José Antonio Kast, le candidat ultraconservateur, a été élu président du Chili, marquant un tournant historique pour le pays. Ce résultat, sans précédent depuis la fin de la dictature de Pinochet, renoue avec les fractures laissées par ces années sombres et réveille des souvenirs encore douloureux chez de nombreux Chiliens.
En 2017, Kast avait déclaré : "Si Pinochet était encore en vie, il voterait pour moi." Cette affirmation s'est matérialisée lors des récentes élections, où le candidat est revenu sur le devant de la scène face à Jeannette Jara, la représentante de la gauche. Le résultat, qui témoigne d’une nette tendance à droite, a été largement interprété comme un rejet du gouvernement de Gabriel Boric, qui avait porté des espoirs de réforme après des années de droitisation.
La victoire de Kast ne peut être dissociée des échos persistants de la dictature. Stanford France 24 souligne que, selon un sondage d'El País, 30 % des Chiliens voient en Pinochet une figure stratégique pour le pays. Pour beaucoup, l'élection de Kast peut également s'expliquer par une demande de retour à l'ordre, dans un contexte de hausse de la criminalité, alimentée par des problèmes économiques croissants et une migration influx, notamment en provenance du Venezuela.
Un commentaire de Pascal Drouhaud, expert en la matière, souligne que les inquiétudes face à la criminalité ont largement contribué à la victoire de Kast, plus que la nostalgie pour le passé : "Ce n’est pas tant une idolâtrie pour Pinochet, mais une quête de sécurité". Toutefois, cette réalité peut sembler troublante pour des observateurs qui voient des résonances claires avec les politiques autoritaires de l'époque pinochetiste.
Pour l'historienne Lissell Quiroz, Kast incarne des éléments fondamentaux de la logique pinochetiste, notamment le modèle de l’homme patriarcal et autoritaire, garantissant un semblant de stabilité. Kast n’a pas besoin de mentionner son admiration pour Pinochet ; son discours et ses choix de campagne suffisent à évoquer cette époque dans l'imaginaire collectif.

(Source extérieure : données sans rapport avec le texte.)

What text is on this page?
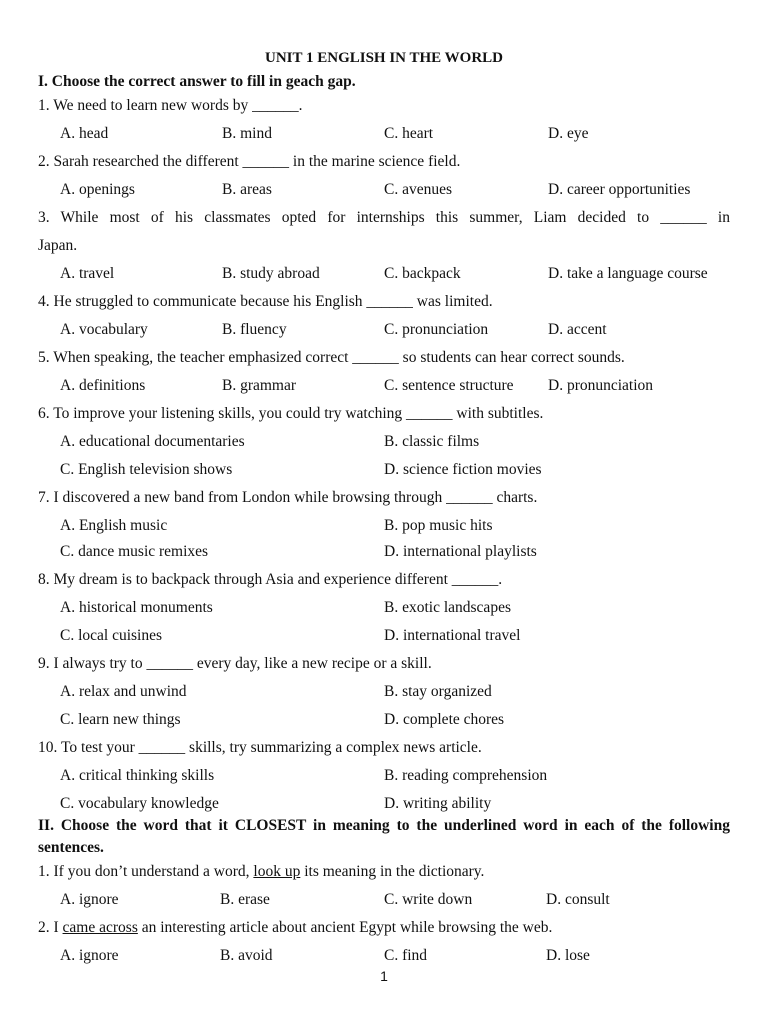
UNIT 1 ENGLISH IN THE WORLD
I. Choose the correct answer to fill in geach gap.
1. We need to learn new words by ______.
A. head	B. mind	C. heart	D. eye
2. Sarah researched the different ______ in the marine science field.
A. openings	B. areas	C. avenues	D. career opportunities
3. While most of his classmates opted for internships this summer, Liam decided to ______ in
Japan.
A. travel	B. study abroad	C. backpack	D. take a language course
4. He struggled to communicate because his English ______ was limited.
A. vocabulary	B. fluency	C. pronunciation	D. accent
5. When speaking, the teacher emphasized correct ______ so students can hear correct sounds.
A. definitions	B. grammar	C. sentence structure D. pronunciation
6. To improve your listening skills, you could try watching ______ with subtitles.
A. educational documentaries	B. classic films
C. English television shows	D. science fiction movies
7. I discovered a new band from London while browsing through ______ charts.
A. English music	B. pop music hits
C. dance music remixes	D. international playlists
8. My dream is to backpack through Asia and experience different ______.
A. historical monuments	B. exotic landscapes
C. local cuisines	D. international travel
9. I always try to ______ every day, like a new recipe or a skill.
A. relax and unwind	B. stay organized
C. learn new things	D. complete chores
10. To test your ______ skills, try summarizing a complex news article.
A. critical thinking skills	B. reading comprehension
C. vocabulary knowledge	D. writing ability
II. Choose the word that it CLOSEST in meaning to the underlined word in each of the following
sentences.
1. If you don’t understand a word, look up its meaning in the dictionary.
A. ignore	B. erase	C. write down	D. consult
2. I came across an interesting article about ancient Egypt while browsing the web.
A. ignore	B. avoid	C. find	D. lose
1
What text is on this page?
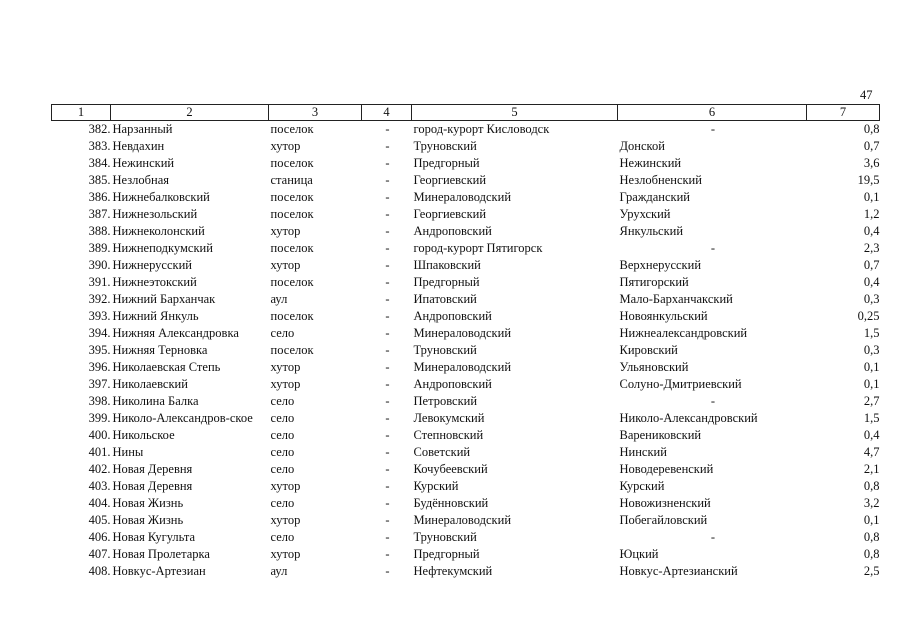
47
1	2	3	4	5	6	7
382.	Нарзанный	поселок	-	город-курорт Кисловодск	-	0,8
383.	Невдахин	хутор	-	Труновский	Донской	0,7
384.	Нежинский	поселок	-	Предгорный	Нежинский	3,6
385.	Незлобная	станица	-	Георгиевский	Незлобненский	19,5
386.	Нижнебалковский	поселок	-	Минераловодский	Гражданский	0,1
387.	Нижнезольский	поселок	-	Георгиевский	Урухский	1,2
388.	Нижнеколонский	хутор	-	Андроповский	Янкульский	0,4
389.	Нижнеподкумский	поселок	-	город-курорт Пятигорск	-	2,3
390.	Нижнерусский	хутор	-	Шпаковский	Верхнерусский	0,7
391.	Нижнеэтокский	поселок	-	Предгорный	Пятигорский	0,4
392.	Нижний Барханчак	аул	-	Ипатовский	Мало-Барханчакский	0,3
393.	Нижний Янкуль	поселок	-	Андроповский	Новоянкульский	0,25
394.	Нижняя Александровка	село	-	Минераловодский	Нижнеалександровский	1,5
395.	Нижняя Терновка	поселок	-	Труновский	Кировский	0,3
396.	Николаевская Степь	хутор	-	Минераловодский	Ульяновский	0,1
397.	Николаевский	хутор	-	Андроповский	Солуно-Дмитриевский	0,1
398.	Николина Балка	село	-	Петровский	-	2,7
399.	Николо-Александров-ское	село	-	Левокумский	Николо-Александровский	1,5
400.	Никольское	село	-	Степновский	Варениковский	0,4
401.	Нины	село	-	Советский	Нинский	4,7
402.	Новая Деревня	село	-	Кочубеевский	Новодеревенский	2,1
403.	Новая Деревня	хутор	-	Курский	Курский	0,8
404.	Новая Жизнь	село	-	Будённовский	Новожизненский	3,2
405.	Новая Жизнь	хутор	-	Минераловодский	Побегайловский	0,1
406.	Новая Кугульта	село	-	Труновский	-	0,8
407.	Новая Пролетарка	хутор	-	Предгорный	Юцкий	0,8
408.	Новкус-Артезиан	аул	-	Нефтекумский	Новкус-Артезианский	2,5
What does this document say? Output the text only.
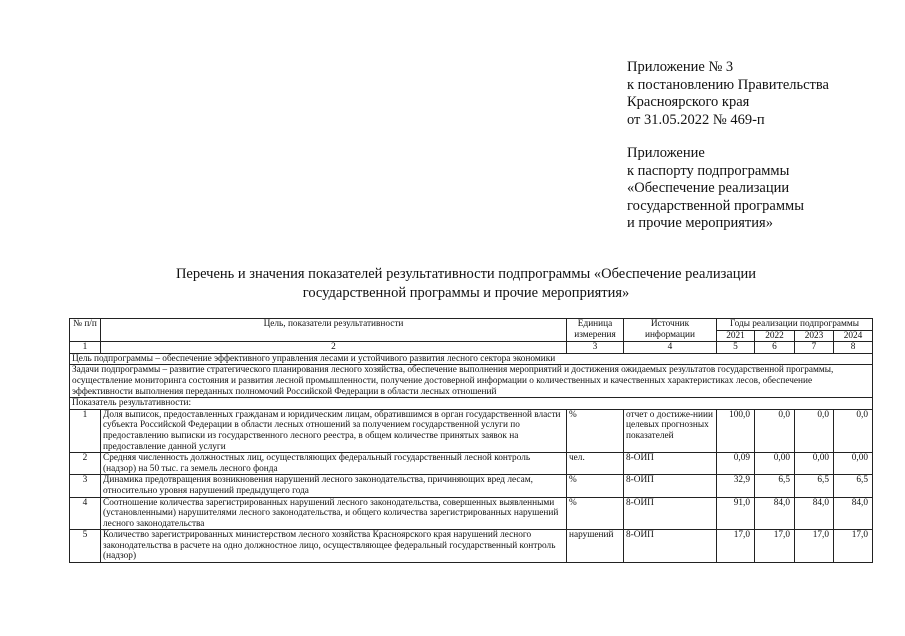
Приложение № 3
к постановлению Правительства
Красноярского края
от 31.05.2022 № 469-п
Приложение
к паспорту подпрограммы
«Обеспечение реализации
государственной программы
и прочие мероприятия»
Перечень и значения показателей результативности подпрограммы «Обеспечение реализации
государственной программы и прочие мероприятия»
№ п/п	Цель, показатели результативности	Единица измерения	Источник информации	Годы реализации подпрограммы			
				2021	2022	2023	2024
1	2	3	4	5	6	7	8
Цель подпрограммы – обеспечение эффективного управления лесами и устойчивого развития лесного сектора экономики							
Задачи подпрограммы – развитие стратегического планирования лесного хозяйства, обеспечение выполнения мероприятий и достижения ожидаемых результатов государственной программы, осуществление мониторинга состояния и развития лесной промышленности, получение достоверной информации о количественных и качественных характеристиках лесов, обеспечение эффективности выполнения переданных полномочий Российской Федерации в области лесных отношений							
Показатель результативности:							
1	Доля выписок, предоставленных гражданам и юридическим лицам, обратившимся в орган государственной власти субъекта Российской Федерации в области лесных отношений за получением государственной услуги по предоставлению выписки из государственного лесного реестра, в общем количестве принятых заявок на предоставление данной услуги	%	отчет о достиже-ниии целевых прогнозных показателей	100,0	0,0	0,0	0,0
2	Средняя численность должностных лиц, осуществляющих федеральный государственный лесной контроль (надзор) на 50 тыс. га земель лесного фонда	чел.	8-ОИП	0,09	0,00	0,00	0,00
3	Динамика предотвращения возникновения нарушений лесного законодательства, причиняющих вред лесам, относительно уровня нарушений предыдущего года	%	8-ОИП	32,9	6,5	6,5	6,5
4	Соотношение количества зарегистрированных нарушений лесного законодательства, совершенных выявленными (установленными) нарушителями лесного законодательства, и общего количества зарегистрированных нарушений лесного законодательства	%	8-ОИП	91,0	84,0	84,0	84,0
5	Количество зарегистрированных министерством лесного хозяйства Красноярского края нарушений лесного законодательства в расчете на одно должностное лицо, осуществляющее федеральный государственный контроль (надзор)	нарушений	8-ОИП	17,0	17,0	17,0	17,0
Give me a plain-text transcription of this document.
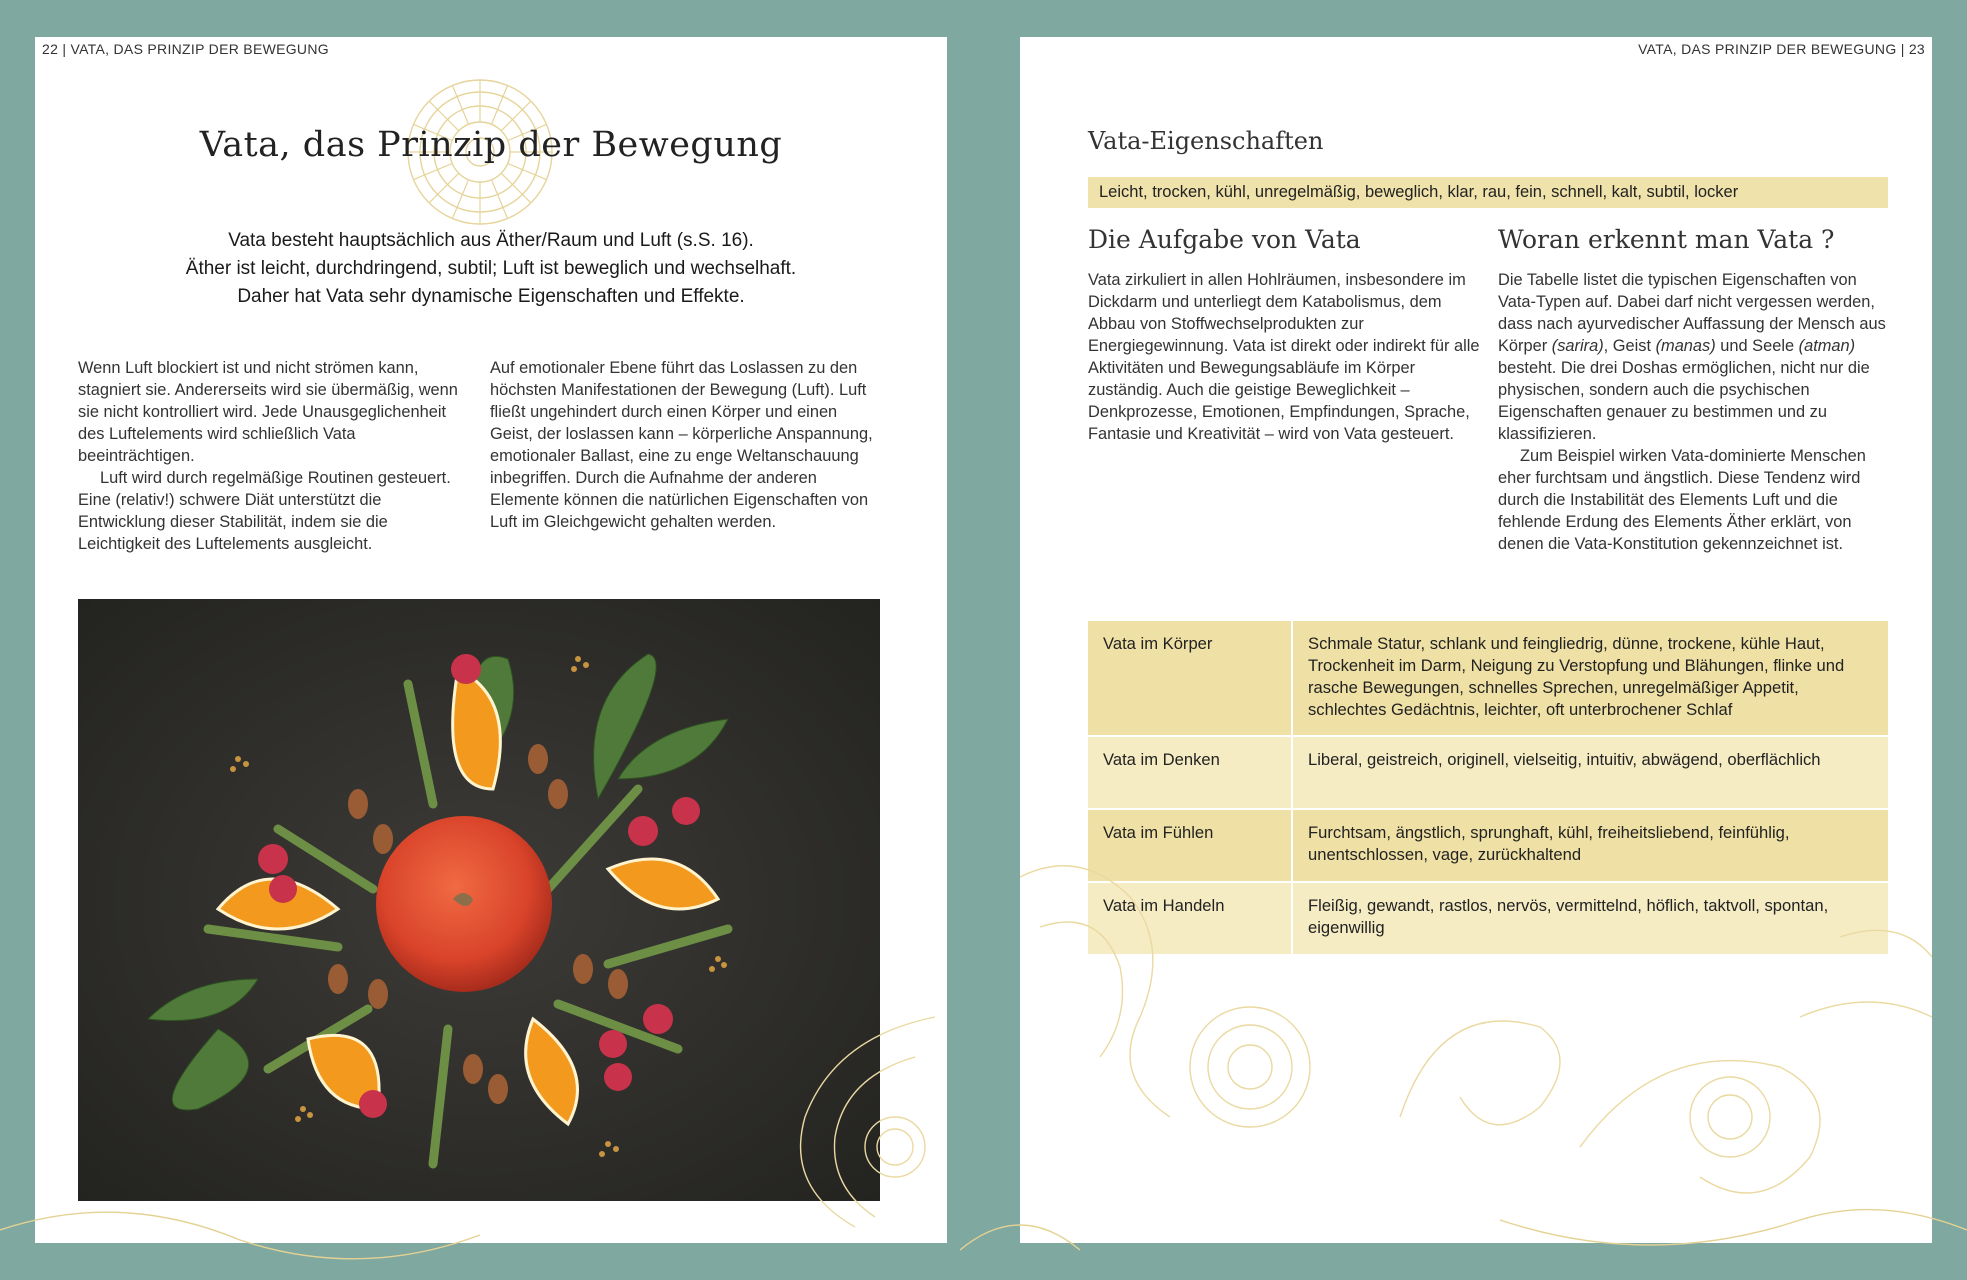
22 | VATA, DAS PRINZIP DER BEWEGUNG
Vata, das Prinzip der Bewegung

Vata besteht hauptsächlich aus Äther/Raum und Luft (s.S. 16).

Äther ist leicht, durchdringend, subtil; Luft ist beweglich und wechselhaft.

Daher hat Vata sehr dynamische Eigenschaften und Effekte.

Wenn Luft blockiert ist und nicht strömen kann, stagniert sie. Andererseits wird sie übermäßig, wenn sie nicht kontrolliert wird. Jede Unausgeglichenheit des Luftelements wird schließlich Vata beeinträchtigen.

Luft wird durch regelmäßige Routinen gesteuert. Eine (relativ!) schwere Diät unterstützt die Entwicklung dieser Stabilität, indem sie die Leichtigkeit des Luftelements ausgleicht.

Auf emotionaler Ebene führt das Loslassen zu den höchsten Manifestationen der Bewegung (Luft). Luft fließt ungehindert durch einen Körper und einen Geist, der loslassen kann – körperliche Anspannung, emotionaler Ballast, eine zu enge Weltanschauung inbegriffen. Durch die Aufnahme der anderen Elemente können die natürlichen Eigenschaften von Luft im Gleichgewicht gehalten werden.

VATA, DAS PRINZIP DER BEWEGUNG | 23
Vata-Eigenschaften
Leicht, trocken, kühl, unregelmäßig, beweglich, klar, rau, fein, schnell, kalt, subtil, locker
Die Aufgabe von Vata	Woran erkennt man Vata ?

Vata zirkuliert in allen Hohlräumen, insbesondere im Dickdarm und unterliegt dem Katabolismus, dem Abbau von Stoffwechselprodukten zur Energiegewinnung. Vata ist direkt oder indirekt für alle Aktivitäten und Bewegungsabläufe im Körper zuständig. Auch die geistige Beweglichkeit – Denkprozesse, Emotionen, Empfindungen, Sprache, Fantasie und Kreativität – wird von Vata gesteuert.

Die Tabelle listet die typischen Eigenschaften von Vata-Typen auf. Dabei darf nicht vergessen werden, dass nach ayurvedischer Auffassung der Mensch aus Körper (sarira), Geist (manas) und Seele (atman) besteht. Die drei Doshas ermöglichen, nicht nur die physischen, sondern auch die psychischen Eigenschaften genauer zu bestimmen und zu klassifizieren.

Zum Beispiel wirken Vata-dominierte Menschen eher furchtsam und ängstlich. Diese Tendenz wird durch die Instabilität des Elements Luft und die fehlende Erdung des Elements Äther erklärt, von denen die Vata-Konstitution gekennzeichnet ist.

Vata im Körper	Schmale Statur, schlank und feingliedrig, dünne, trockene, kühle Haut, Trockenheit im Darm, Neigung zu Verstopfung und Blähungen, flinke und rasche Bewegungen, schnelles Sprechen, unregelmäßiger Appetit, schlechtes Gedächtnis, leichter, oft unterbrochener Schlaf
Vata im Denken	Liberal, geistreich, originell, vielseitig, intuitiv, abwägend, oberflächlich
Vata im Fühlen	Furchtsam, ängstlich, sprunghaft, kühl, freiheitsliebend, feinfühlig, unentschlossen, vage, zurückhaltend
Vata im Handeln	Fleißig, gewandt, rastlos, nervös, vermittelnd, höflich, taktvoll, spontan, eigenwillig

Des partisans brandissant des portraits de Pinochet lors de célébrations électorales rappellent l'une des préoccupations de la société chilienne : la mémoire de la répression s’est estompée, notamment chez les jeunes qui n’ont pas vécu la dictature. Cette réévaluation de l'histoire pose la question de l'identité et souligne le besoin de comprendre la dynamique sociale actuelle.
En prenant ses fonctions, Kast prévoit une réduction significative des dépenses publiques, ce qui relance des débats sur le néolibéralisme et les privatisations. Les promesses visant à assurer une stabilité économique pourraient masquer les effets dévastateurs de telles politiques sur les classes populaires, un héritage que de nombreux critiques, comme la sociologue Marta Vuskovic, avertissent de manière répétée.
Dans un contexte où la mémoire collective joue un rôle crucial, la montée de Kast pourrait bien représenter non seulement un retour à un conservatisme ancien, mais aussi une réaction à des dynamiques sociétales nouvelles, entre modernité et régression. Le Chili, en cette période de transition, semble donc naviguer entre l'ombre d'une dictature passée et un avenir incertain.